Dikarenakan adanya manfaat yang didapat dari diet ini, bukan berarti tidak memiliki kelemahan. Menurut pakar nutrisi Gretchen Spetz, RD, dari Cleveland Clinic, diet Paleo cenderung sulit dan membingungkan untuk diikuti secara konsisten. Hal ini karena ada kelompok makanan yang harus dipangkas dari keseharian sehingga bagi beberapa orang, diet Paleo mungkin sulit dipertahankan dalam waktu lama.

Diet Paleo tidak mudah diikuti lebih dari beberapa bulan. Karena diet ini tidak menyertakan sejumlah kelompok makanan sehingga cukup sulit bertahan dalam jangka panjang. Orang-orang suka makan gandum dan bisa jadi sangat melelahkan jika terus menerus menghindari makanan itu.

Dalam pola makan ala ‘manusia zaman purba’ ini, pediet memang tidak diperbolehkan makan gandum, nasi, susu, produk susu olahan, legume dan makanan produksi pabrik karena dianggap bisa menyebabkan glikemik indeks tidak stabil. Tapi bagi sebagian besar orang, makan nasi dan susu bisa jadi menyehatkan dan aman. Hanya sebagian orang yang memiliki intoleransi terhadap laktosa (gula pada susu), gluten dan karbohidrat sederhana yang mungkin akan berbahaya ketika terus menerus mengonsumsinya.

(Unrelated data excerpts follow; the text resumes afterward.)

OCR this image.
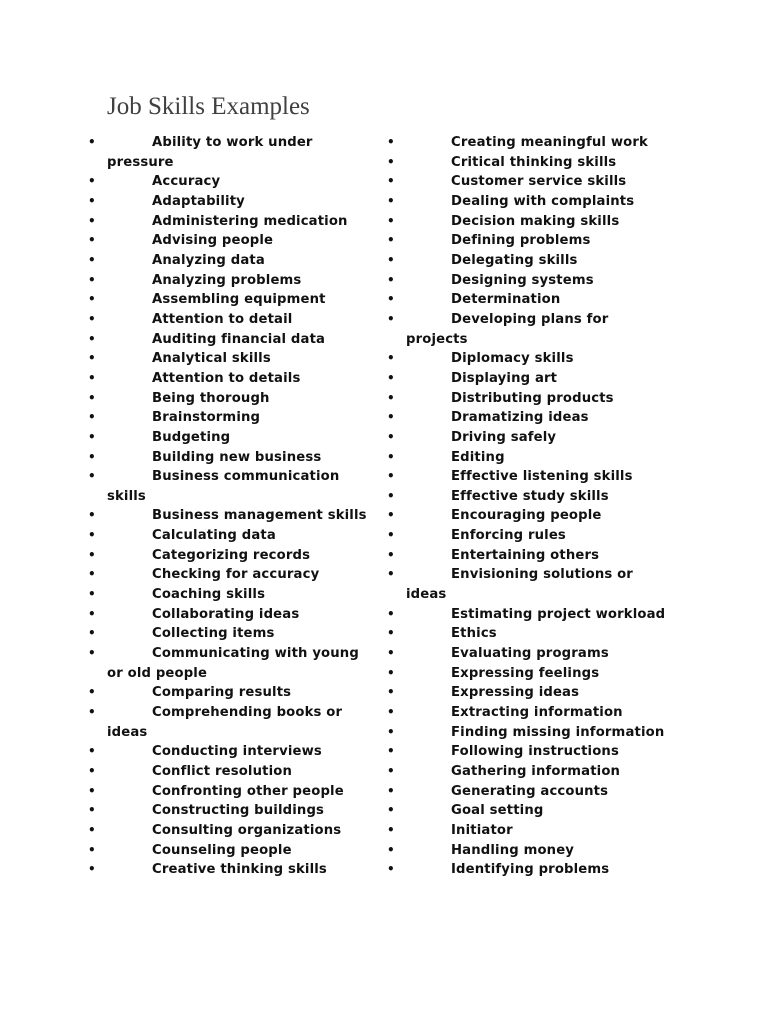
Job Skills Examples
•	Ability to work under pressure
•	Accuracy
•	Adaptability
•	Administering medication
•	Advising people
•	Analyzing data
•	Analyzing problems
•	Assembling equipment
•	Attention to detail
•	Auditing financial data
•	Analytical skills
•	Attention to details
•	Being thorough
•	Brainstorming
•	Budgeting
•	Building new business
•	Business communication skills
•	Business management skills
•	Calculating data
•	Categorizing records
•	Checking for accuracy
•	Coaching skills
•	Collaborating ideas
•	Collecting items
•	Communicating with young or old people
•	Comparing results
•	Comprehending books or ideas
•	Conducting interviews
•	Conflict resolution
•	Confronting other people
•	Constructing buildings
•	Consulting organizations
•	Counseling people
•	Creative thinking skills
•	Creating meaningful work
•	Critical thinking skills
•	Customer service skills
•	Dealing with complaints
•	Decision making skills
•	Defining problems
•	Delegating skills
•	Designing systems
•	Determination
•	Developing plans for projects
•	Diplomacy skills
•	Displaying art
•	Distributing products
•	Dramatizing ideas
•	Driving safely
•	Editing
•	Effective listening skills
•	Effective study skills
•	Encouraging people
•	Enforcing rules
•	Entertaining others
•	Envisioning solutions or ideas
•	Estimating project workload
•	Ethics
•	Evaluating programs
•	Expressing feelings
•	Expressing ideas
•	Extracting information
•	Finding missing information
•	Following instructions
•	Gathering information
•	Generating accounts
•	Goal setting
•	Initiator
•	Handling money
•	Identifying problems
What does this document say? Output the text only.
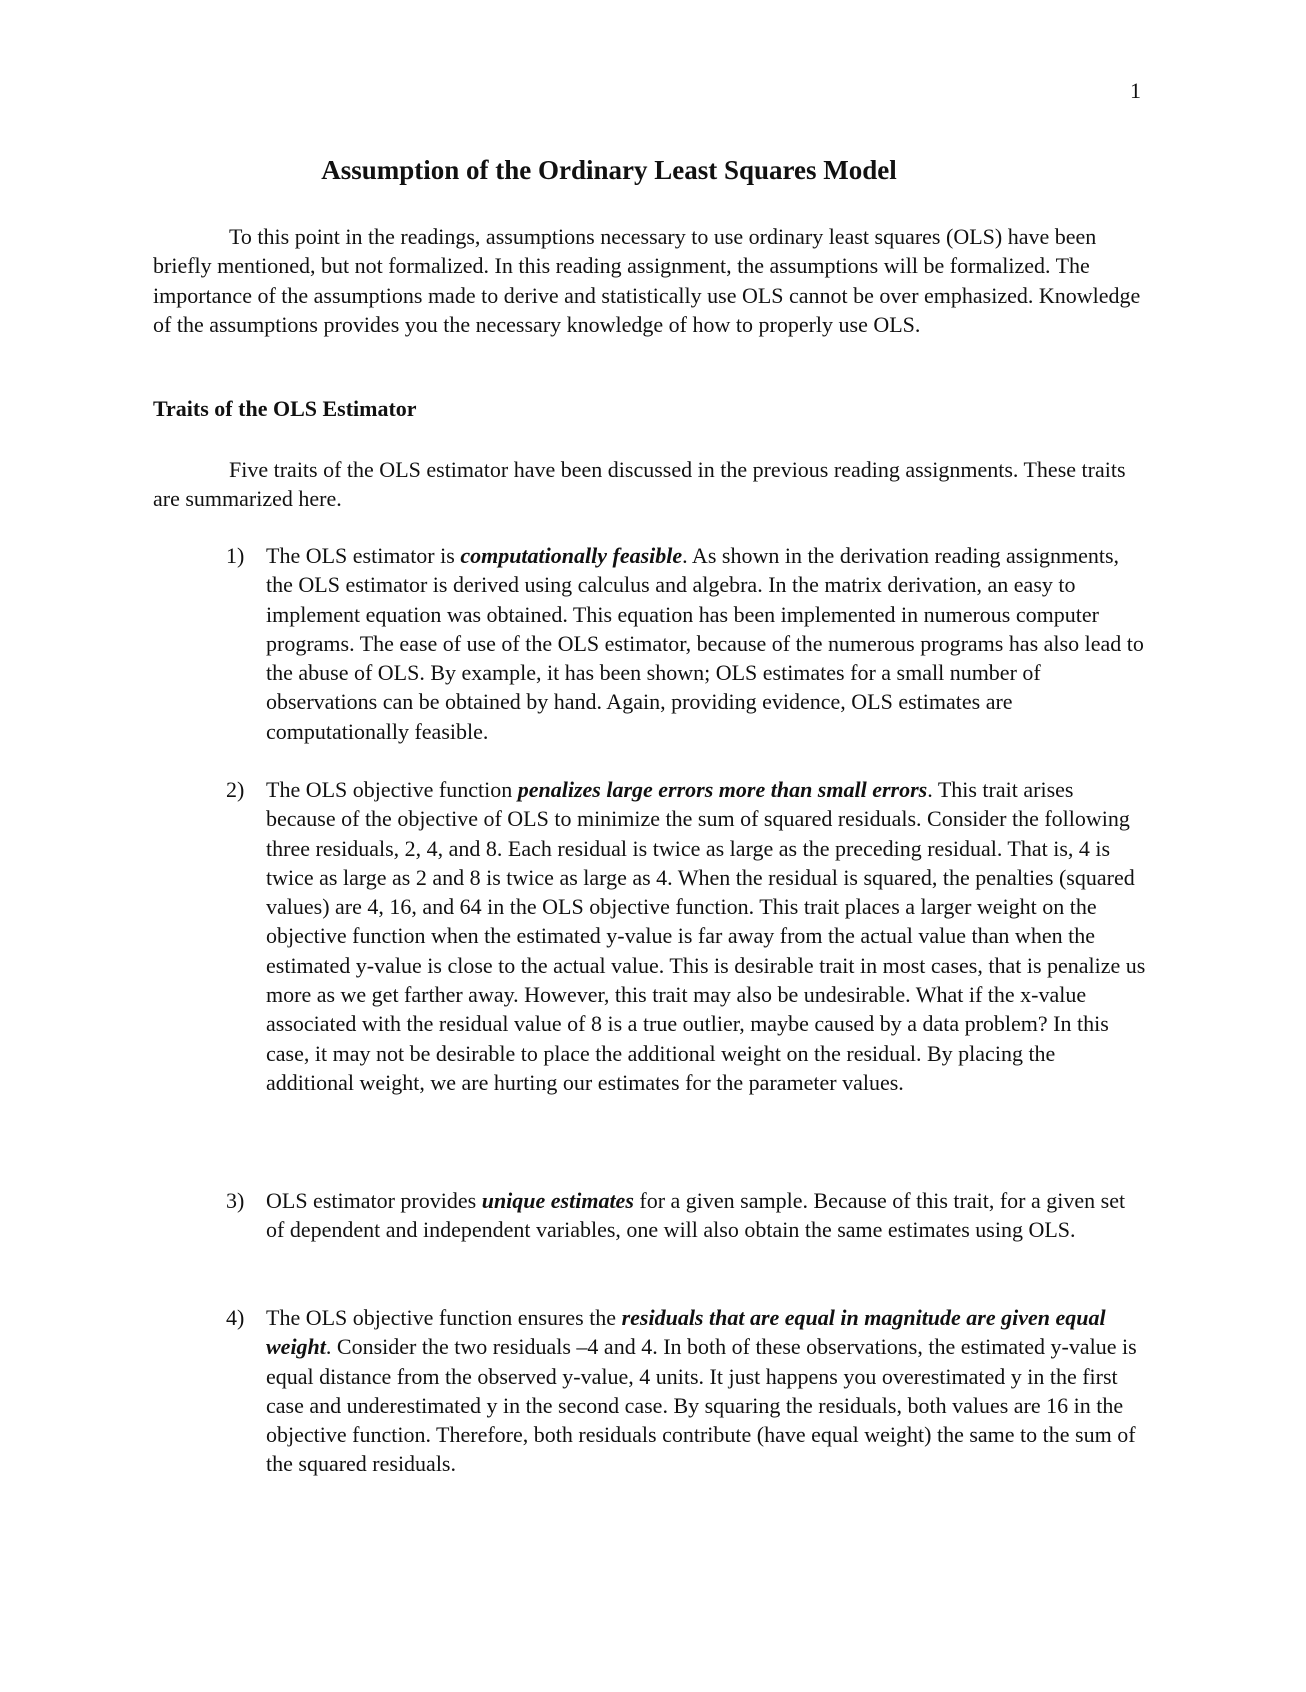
1
Assumption of the Ordinary Least Squares Model

To this point in the readings, assumptions necessary to use ordinary least squares (OLS) have been briefly mentioned, but not formalized. In this reading assignment, the assumptions will be formalized. The importance of the assumptions made to derive and statistically use OLS cannot be over emphasized. Knowledge of the assumptions provides you the necessary knowledge of how to properly use OLS.

Traits of the OLS Estimator

Five traits of the OLS estimator have been discussed in the previous reading assignments. These traits are summarized here.

1) The OLS estimator is computationally feasible. As shown in the derivation reading assignments, the OLS estimator is derived using calculus and algebra. In the matrix derivation, an easy to implement equation was obtained. This equation has been implemented in numerous computer programs. The ease of use of the OLS estimator, because of the numerous programs has also lead to the abuse of OLS. By example, it has been shown; OLS estimates for a small number of observations can be obtained by hand. Again, providing evidence, OLS estimates are computationally feasible.
2) The OLS objective function penalizes large errors more than small errors. This trait arises because of the objective of OLS to minimize the sum of squared residuals. Consider the following three residuals, 2, 4, and 8. Each residual is twice as large as the preceding residual. That is, 4 is twice as large as 2 and 8 is twice as large as 4. When the residual is squared, the penalties (squared values) are 4, 16, and 64 in the OLS objective function. This trait places a larger weight on the objective function when the estimated y-value is far away from the actual value than when the estimated y-value is close to the actual value. This is desirable trait in most cases, that is penalize us more as we get farther away. However, this trait may also be undesirable. What if the x-value associated with the residual value of 8 is a true outlier, maybe caused by a data problem? In this case, it may not be desirable to place the additional weight on the residual. By placing the additional weight, we are hurting our estimates for the parameter values.
3) OLS estimator provides unique estimates for a given sample. Because of this trait, for a given set of dependent and independent variables, one will also obtain the same estimates using OLS.
4) The OLS objective function ensures the residuals that are equal in magnitude are given equal weight. Consider the two residuals –4 and 4. In both of these observations, the estimated y-value is equal distance from the observed y-value, 4 units. It just happens you overestimated y in the first case and underestimated y in the second case. By squaring the residuals, both values are 16 in the objective function. Therefore, both residuals contribute (have equal weight) the same to the sum of the squared residuals.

Selain itu dengan sama sekali tidak mengonsumsi gandum atau produk susu, tubuh berisiko kehilangan banyak nutrisi penting salah satunya kalsium. Untuk makanan tinggi protein, jika Anda tidak pintar-pintar memilih daging yang rendah lemak, bukan tidak mungkin akan mengalami gangguan jantung karena tingginya lemak dan kolesterol jahat. Sebab Beberapa jenis daging ada yang mengandung kolesterol tinggi meskipun berasal dari hewan yang memakan rumput segar.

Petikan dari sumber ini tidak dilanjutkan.